Over the years, I have introduced many of my clients to the benefits of mindfulness. Mindfulness is a process of bringing attention into the present moment and has its origins in Buddhism. It can be really useful for lessening the symptoms of depression, anxiety and stress as well as other emotional and psychological issues.
My definition of mindfulness is “ the non-judgmental acceptance of your here and now experience.” What does that mean? Well let’s break it down, working backwards.
Firstly, the last bit of the sentence; “…here and now experience.” Ask yourself what actually you are experiencing. When we are low or stressed, often it is a thought or feeling about a situation that we are actually experiencing. For instance, if we have an important meeting tomorrow, well today, now, we are not in the meeting, so it is not our experience. We are having thoughts and feelings about the meeting. Hence our here and now experience is those thoughts and feelings. With mindfulness practice we can learn that thoughts and feelings come and go, rise and fall and so we can control them more appropriately.
Secondly, the first bit of the sentence: “the non-judgmental acceptance..”. This can be a bit tricky. Mindfulness practice invites us to accept. Yet when we have thoughts and feelings that are uncomfortable, such as those described above, for instance, our natural instinct is to confront, challenge, and fight them off.
Rarely does this seem to work. Indeed many of my clients say that engaging in battle with these thoughts and feelings often makes them worse. We also give things a value. We might say, “ tomorrows meeting will be awful” for instance, yet we have no way of truly knowing the outcome of the meeting. The value is what we decide, and that valuing is based on all sorts of things from our past experiences and beliefs. In the example of the important meeting above, one person might, the day before be full of fear and anxiety due to valuing their thoughts and feelings about it negatively. Another person might be excited at the prospect and see the meeting as a great positive opportunity. Same meeting, different perspective. By learning to place no judgment on the thoughts and feelings, other than to recognise them as things that come and go, we can learn through mindfulness practice to have;
“non-judgmental acceptance of our here and now experience.”

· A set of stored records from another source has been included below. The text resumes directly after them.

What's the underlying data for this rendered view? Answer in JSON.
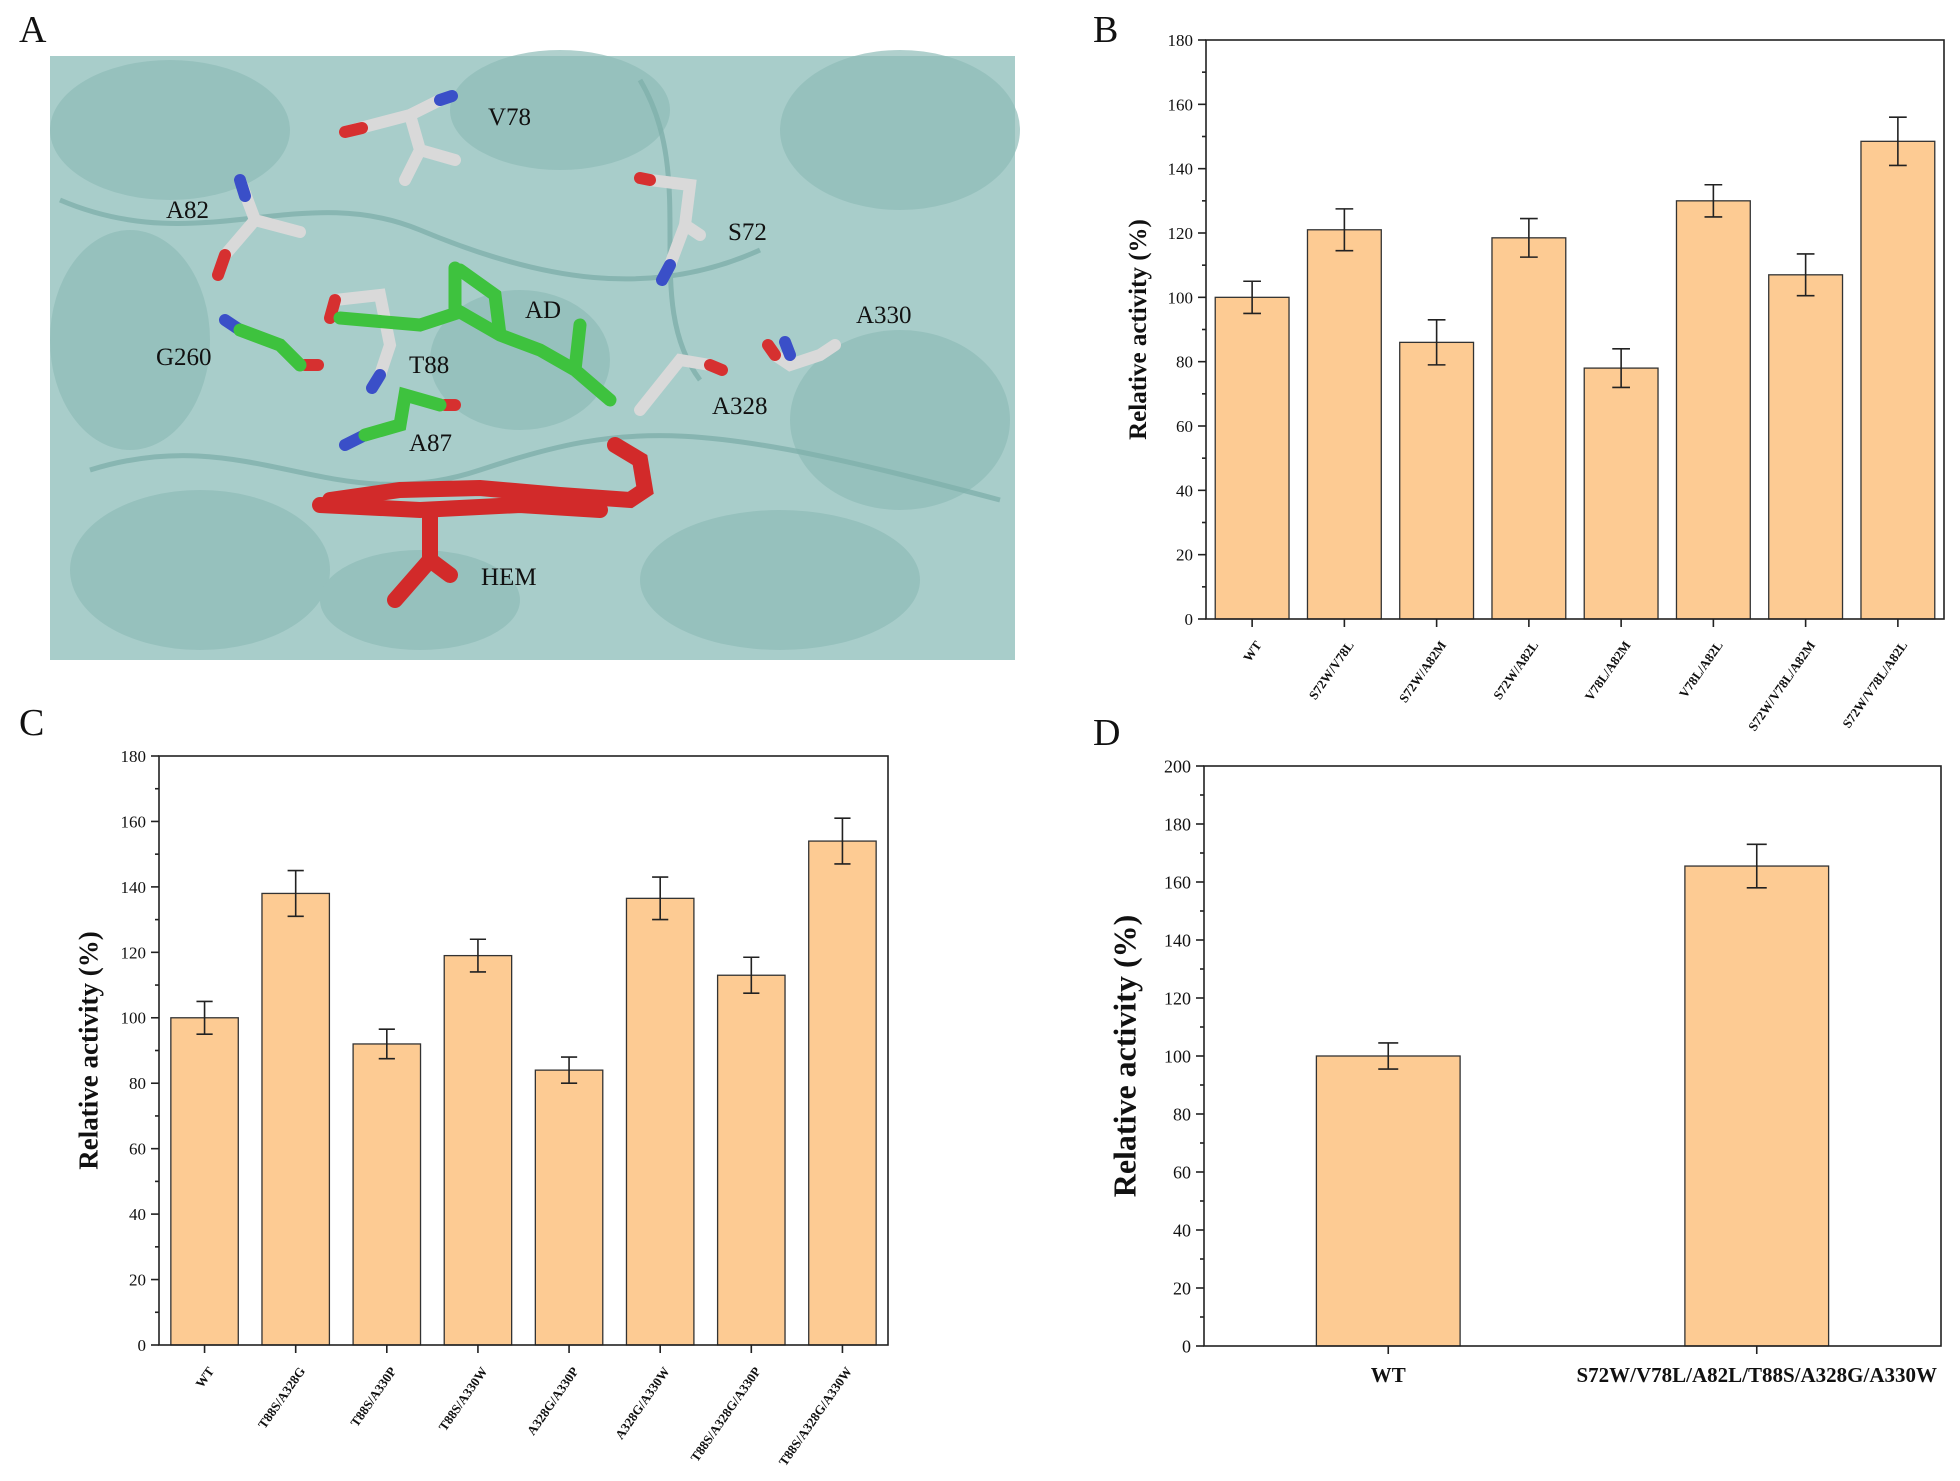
{
  "structure": {
    "panel_label": "A",
    "labels": [
      "V78",
      "A82",
      "S72",
      "AD",
      "A330",
      "G260",
      "T88",
      "A328",
      "A87",
      "HEM"
    ]
  },
  "chart_data": [
    {
      "type": "bar",
      "panel_label": "B",
      "ylabel": "Relative activity (%)",
      "categories": [
        "WT",
        "S72W/V78L",
        "S72W/A82M",
        "S72W/A82L",
        "V78L/A82M",
        "V78L/A82L",
        "S72W/V78L/A82M",
        "S72W/V78L/A82L"
      ],
      "values": [
        100,
        121,
        86,
        118.5,
        78,
        130,
        107,
        148.5
      ],
      "errors": [
        5,
        6.5,
        7,
        6,
        6,
        5,
        6.5,
        7.5
      ],
      "color": "#fdcb93",
      "ylim": [
        0,
        180
      ],
      "yticks": [
        0,
        20,
        40,
        60,
        80,
        100,
        120,
        140,
        160,
        180
      ]
    },
    {
      "type": "bar",
      "panel_label": "C",
      "ylabel": "Relative activity (%)",
      "categories": [
        "WT",
        "T88S/A328G",
        "T88S/A330P",
        "T88S/A330W",
        "A328G/A330P",
        "A328G/A330W",
        "T88S/A328G/A330P",
        "T88S/A328G/A330W"
      ],
      "values": [
        100,
        138,
        92,
        119,
        84,
        136.5,
        113,
        154
      ],
      "errors": [
        5,
        7,
        4.5,
        5,
        4,
        6.5,
        5.5,
        7
      ],
      "color": "#fdcb93",
      "ylim": [
        0,
        180
      ],
      "yticks": [
        0,
        20,
        40,
        60,
        80,
        100,
        120,
        140,
        160,
        180
      ]
    },
    {
      "type": "bar",
      "panel_label": "D",
      "ylabel": "Relative activity (%)",
      "categories": [
        "WT",
        "S72W/V78L/A82L/T88S/A328G/A330W"
      ],
      "values": [
        100,
        165.5
      ],
      "errors": [
        4.5,
        7.5
      ],
      "color": "#fdcb93",
      "ylim": [
        0,
        200
      ],
      "yticks": [
        0,
        20,
        40,
        60,
        80,
        100,
        120,
        140,
        160,
        180,
        200
      ]
    }
  ]
}
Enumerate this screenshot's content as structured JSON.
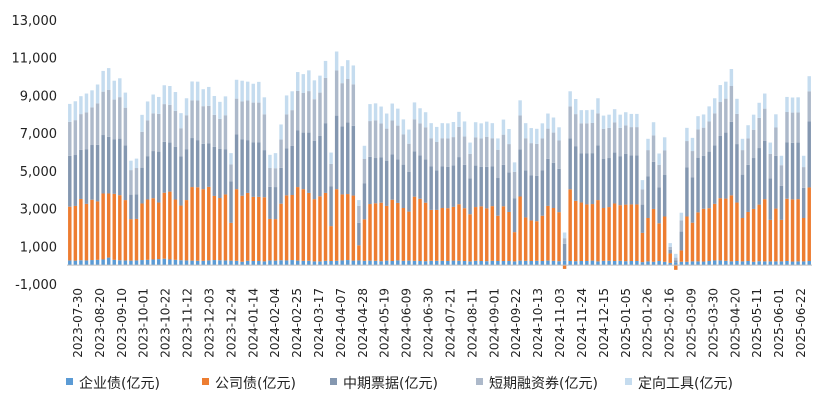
{
  "chart_data": {
    "type": "bar",
    "stacked": true,
    "title": "",
    "xlabel": "",
    "ylabel": "",
    "ylim": [
      -1000,
      13000
    ],
    "yticks": [
      "-1,000",
      "1,000",
      "3,000",
      "5,000",
      "7,000",
      "9,000",
      "11,000",
      "13,000"
    ],
    "ytick_values": [
      -1000,
      1000,
      3000,
      5000,
      7000,
      9000,
      11000,
      13000
    ],
    "grid": false,
    "legend_position": "bottom",
    "x_tick_labels": [
      "2023-07-30",
      "2023-08-20",
      "2023-09-10",
      "2023-10-01",
      "2023-10-22",
      "2023-11-12",
      "2023-12-03",
      "2023-12-24",
      "2024-01-14",
      "2024-02-04",
      "2024-02-25",
      "2024-03-17",
      "2024-04-07",
      "2024-04-28",
      "2024-05-19",
      "2024-06-09",
      "2024-06-30",
      "2024-07-21",
      "2024-08-11",
      "2024-09-01",
      "2024-09-22",
      "2024-10-13",
      "2024-11-03",
      "2024-11-24",
      "2024-12-15",
      "2025-01-05",
      "2025-01-26",
      "2025-02-16",
      "2025-03-09",
      "2025-03-30",
      "2025-04-20",
      "2025-05-11",
      "2025-06-01",
      "2025-06-22"
    ],
    "series": [
      {
        "name": "企业债(亿元)",
        "color": "#5b9bd5",
        "values": [
          250,
          240,
          260,
          250,
          270,
          280,
          300,
          400,
          280,
          260,
          250,
          240,
          250,
          270,
          280,
          300,
          320,
          340,
          300,
          280,
          260,
          250,
          240,
          230,
          230,
          250,
          270,
          260,
          250,
          240,
          230,
          180,
          230,
          220,
          220,
          200,
          250,
          240,
          260,
          250,
          270,
          240,
          230,
          230,
          200,
          200,
          230,
          220,
          230,
          250,
          270,
          240,
          250,
          230,
          240,
          230,
          210,
          240,
          220,
          250,
          230,
          240,
          230,
          220,
          210,
          230,
          230,
          230,
          220,
          240,
          230,
          220,
          200,
          230,
          220,
          210,
          230,
          220,
          220,
          220,
          200,
          240,
          230,
          220,
          230,
          220,
          240,
          230,
          210,
          230,
          220,
          210,
          220,
          220,
          240,
          200,
          230,
          230,
          220,
          230,
          210,
          220,
          220,
          160,
          200,
          180,
          220,
          180,
          120,
          150,
          180,
          180,
          200,
          200,
          190,
          220,
          250,
          250,
          230,
          200,
          220,
          200,
          220,
          180,
          210,
          200,
          200,
          200,
          200,
          220,
          190,
          200,
          200,
          220
        ]
      },
      {
        "name": "公司债(亿元)",
        "color": "#ed7d31",
        "values": [
          2850,
          2900,
          3250,
          3000,
          3200,
          3100,
          3500,
          3400,
          3500,
          3450,
          3200,
          2200,
          2200,
          3000,
          3200,
          3250,
          3000,
          3500,
          3600,
          3200,
          2900,
          3200,
          3900,
          3900,
          3800,
          3900,
          3400,
          3300,
          3500,
          2000,
          3800,
          3500,
          3600,
          3400,
          3400,
          3400,
          2200,
          2200,
          3000,
          3450,
          3450,
          3900,
          3800,
          3600,
          3300,
          3450,
          3600,
          1850,
          3800,
          3500,
          3500,
          3450,
          800,
          2200,
          3000,
          3050,
          3100,
          2900,
          3250,
          3050,
          2800,
          2600,
          3400,
          3300,
          3100,
          2700,
          2700,
          2800,
          2800,
          2850,
          3000,
          2800,
          2500,
          2850,
          2900,
          2800,
          2900,
          2400,
          2900,
          2600,
          1550,
          3400,
          2300,
          2150,
          2100,
          2400,
          2900,
          2800,
          2600,
          -200,
          3800,
          3200,
          3100,
          3000,
          3000,
          3250,
          2800,
          2850,
          3050,
          2950,
          3000,
          3000,
          3000,
          1550,
          2300,
          2800,
          2000,
          2400,
          500,
          -250,
          600,
          2400,
          2050,
          2600,
          2800,
          2800,
          3000,
          3300,
          3300,
          3500,
          3100,
          2300,
          2600,
          2800,
          3000,
          3300,
          2200,
          2800,
          2200,
          3300,
          3300,
          3300,
          2300,
          3900
        ]
      },
      {
        "name": "中期票据(亿元)",
        "color": "#8497b0",
        "values": [
          2700,
          2700,
          2600,
          2900,
          2900,
          3000,
          3100,
          3000,
          2900,
          3000,
          2900,
          1300,
          1300,
          1900,
          2300,
          2500,
          2700,
          2700,
          2600,
          2800,
          2600,
          2700,
          2600,
          2500,
          2400,
          2300,
          2600,
          2600,
          2400,
          2200,
          2900,
          3000,
          2800,
          2900,
          2900,
          2500,
          1700,
          1700,
          1900,
          2500,
          2600,
          3000,
          3000,
          3200,
          3100,
          3200,
          3700,
          2100,
          3900,
          3600,
          3800,
          3700,
          1200,
          1900,
          2500,
          2400,
          2400,
          2400,
          2400,
          2300,
          2300,
          2100,
          2400,
          2300,
          2300,
          2300,
          2100,
          2200,
          2200,
          2200,
          2500,
          2300,
          1900,
          2200,
          2100,
          2200,
          2100,
          2000,
          2200,
          2100,
          1800,
          2500,
          2500,
          2400,
          2400,
          2400,
          2500,
          2400,
          2300,
          900,
          2700,
          2900,
          2600,
          2700,
          2700,
          2900,
          2600,
          2600,
          2700,
          2600,
          2700,
          2600,
          2600,
          1500,
          2200,
          2500,
          1900,
          2200,
          200,
          100,
          1000,
          2600,
          2400,
          2900,
          2800,
          3000,
          3100,
          3300,
          3500,
          3900,
          3100,
          2300,
          2500,
          2700,
          3000,
          3100,
          2200,
          2800,
          1800,
          3000,
          3000,
          3000,
          1600,
          3500
        ]
      },
      {
        "name": "短期融资券(亿元)",
        "color": "#adb9ca",
        "values": [
          1800,
          1850,
          1900,
          1950,
          2000,
          2200,
          2300,
          2500,
          2100,
          2200,
          2000,
          1300,
          1400,
          1900,
          1900,
          2000,
          2000,
          2000,
          2000,
          1900,
          1500,
          1800,
          2000,
          2100,
          2000,
          2000,
          1700,
          1600,
          1800,
          900,
          1900,
          2000,
          2100,
          2100,
          2100,
          1900,
          1000,
          1000,
          1500,
          1800,
          1900,
          2100,
          2100,
          2200,
          2200,
          2300,
          2400,
          1200,
          2400,
          2300,
          2300,
          2200,
          900,
          1300,
          1900,
          2000,
          1800,
          1700,
          1800,
          1800,
          1600,
          1500,
          1700,
          1700,
          1700,
          1500,
          1500,
          1500,
          1500,
          1500,
          1600,
          1500,
          1300,
          1500,
          1500,
          1600,
          1500,
          1500,
          1600,
          1500,
          1400,
          1800,
          1700,
          1700,
          1700,
          1700,
          1600,
          1600,
          1500,
          300,
          1700,
          1700,
          1600,
          1600,
          1600,
          1700,
          1600,
          1600,
          1600,
          1500,
          1500,
          1500,
          1500,
          800,
          1400,
          1400,
          1200,
          1300,
          150,
          150,
          600,
          1400,
          1400,
          1500,
          1500,
          1600,
          1700,
          1800,
          1800,
          1900,
          1600,
          1300,
          1400,
          1500,
          1600,
          1700,
          1300,
          1500,
          1100,
          1600,
          1600,
          1600,
          1100,
          1600
        ]
      },
      {
        "name": "定向工具(亿元)",
        "color": "#c5dcef",
        "values": [
          950,
          1000,
          950,
          1000,
          900,
          1000,
          1100,
          1150,
          1000,
          1000,
          800,
          500,
          500,
          900,
          1000,
          1000,
          900,
          1000,
          1000,
          1000,
          800,
          900,
          1000,
          1000,
          900,
          1000,
          1000,
          900,
          1000,
          600,
          1000,
          1100,
          1000,
          1000,
          1100,
          900,
          700,
          800,
          800,
          1000,
          1000,
          1000,
          1000,
          1100,
          1000,
          900,
          900,
          600,
          1000,
          900,
          1000,
          1000,
          300,
          700,
          900,
          900,
          900,
          800,
          900,
          900,
          800,
          750,
          900,
          800,
          800,
          800,
          800,
          800,
          800,
          800,
          800,
          800,
          600,
          800,
          800,
          800,
          800,
          600,
          800,
          800,
          500,
          800,
          800,
          800,
          800,
          800,
          800,
          800,
          700,
          300,
          800,
          800,
          700,
          700,
          700,
          800,
          700,
          700,
          700,
          700,
          700,
          700,
          700,
          500,
          600,
          700,
          600,
          700,
          200,
          200,
          400,
          700,
          700,
          700,
          700,
          800,
          800,
          900,
          900,
          900,
          800,
          600,
          700,
          800,
          800,
          800,
          600,
          700,
          500,
          800,
          800,
          800,
          600,
          800
        ]
      }
    ]
  },
  "legend": [
    {
      "label": "企业债(亿元)",
      "color": "#5b9bd5"
    },
    {
      "label": "公司债(亿元)",
      "color": "#ed7d31"
    },
    {
      "label": "中期票据(亿元)",
      "color": "#8497b0"
    },
    {
      "label": "短期融资券(亿元)",
      "color": "#adb9ca"
    },
    {
      "label": "定向工具(亿元)",
      "color": "#c5dcef"
    }
  ]
}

But this is of course easier said than done. Mindfulness is one of those things, like art, which is best experienced rather than explained or theorised. So, where to start? The good news is that you don’t have to become a Buddhist monk. (Unless you want to, of course.) You can start here, now. It all starts with the breath. Find a quiet spot, sit down, close your eyes and bring attention to your breathing. Watch the rise and fall of each breath and picture the air in and out. You’ll notice that some thought or feeling will interrupt this attention. That’s fine. Just notice it, accept it and return to watching your breath. Soon enough, another distraction arises. Same thing; notice and return to the breath. Try not to fight with this, just let things come and go, returning to the breath. You might only manage a minute or so at first. Practice every day or as often as you can and pretty soon you’ll be up to ten minutes. Who knows where your mindfulness practice might lead you?